Please explain all answers!
1. One of Philip Mahn’s investments is going to mature, and he wants to determine how to invest the proceeds of $30,000. Philip is considering two new investments: a stock mutual fund and a one-year certificate of deposit (CD). The CD is guaranteed to pay an 8% return. Philip estimates the return of the stock mutual fund as 16%, 9%, or -2%, depending on whether the market conditions are good, average, and poor, respectively. Philip estimates the probability of a good, average, and poor market to be 0.1, 0.85, and 0.05, respectively.
A. construct a payoff matrix for this problem.
B. what decision should be made according to the maximum decision rule?
C. what decision should be made according to the maximin decision rule?
D. what decision should be made according to the minimax regret decision rule?
E. what decision should be made according to the EMV decision rule?
F. what decision should be made according to the EOL decision rule?
G. how much should Philip be willing to pay to obtain a market forecast that is 100% accurate.

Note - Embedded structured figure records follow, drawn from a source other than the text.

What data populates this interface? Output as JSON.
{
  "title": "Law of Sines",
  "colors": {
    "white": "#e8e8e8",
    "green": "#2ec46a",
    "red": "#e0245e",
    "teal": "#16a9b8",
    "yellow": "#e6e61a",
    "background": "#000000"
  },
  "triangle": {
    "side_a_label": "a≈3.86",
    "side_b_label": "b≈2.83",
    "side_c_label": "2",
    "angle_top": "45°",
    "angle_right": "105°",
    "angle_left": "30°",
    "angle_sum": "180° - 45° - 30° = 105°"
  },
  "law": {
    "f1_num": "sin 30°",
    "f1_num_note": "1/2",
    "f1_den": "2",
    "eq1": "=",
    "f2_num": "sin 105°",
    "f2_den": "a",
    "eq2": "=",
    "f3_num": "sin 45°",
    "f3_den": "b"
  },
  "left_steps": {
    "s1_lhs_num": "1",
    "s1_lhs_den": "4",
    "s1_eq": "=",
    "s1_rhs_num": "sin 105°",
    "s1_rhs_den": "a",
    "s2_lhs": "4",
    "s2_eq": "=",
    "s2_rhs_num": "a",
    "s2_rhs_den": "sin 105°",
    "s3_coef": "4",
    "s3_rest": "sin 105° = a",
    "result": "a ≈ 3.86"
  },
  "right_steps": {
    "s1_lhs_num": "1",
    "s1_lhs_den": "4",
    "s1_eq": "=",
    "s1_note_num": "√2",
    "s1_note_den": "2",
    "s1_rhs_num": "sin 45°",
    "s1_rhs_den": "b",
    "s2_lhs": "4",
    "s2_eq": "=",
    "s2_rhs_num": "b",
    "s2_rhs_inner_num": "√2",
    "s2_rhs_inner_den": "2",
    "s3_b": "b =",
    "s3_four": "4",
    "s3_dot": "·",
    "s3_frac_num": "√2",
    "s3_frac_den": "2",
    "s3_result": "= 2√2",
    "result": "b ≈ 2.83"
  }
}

2. From industry statistics, a credit card company knows that 0.8 of its potential card holders are good credit risks and 0.2 are bad credit risks. The company uses discriminant analysis to screen credit card applicants and determine which ones should receive credit cards. The company awards credit cards to 70% of those who apply. The company has found that of those awarded credit cards, 95% turn out to be good credit risks. What is the probability that an applicant who is a bad credit risk will be denied a credit card?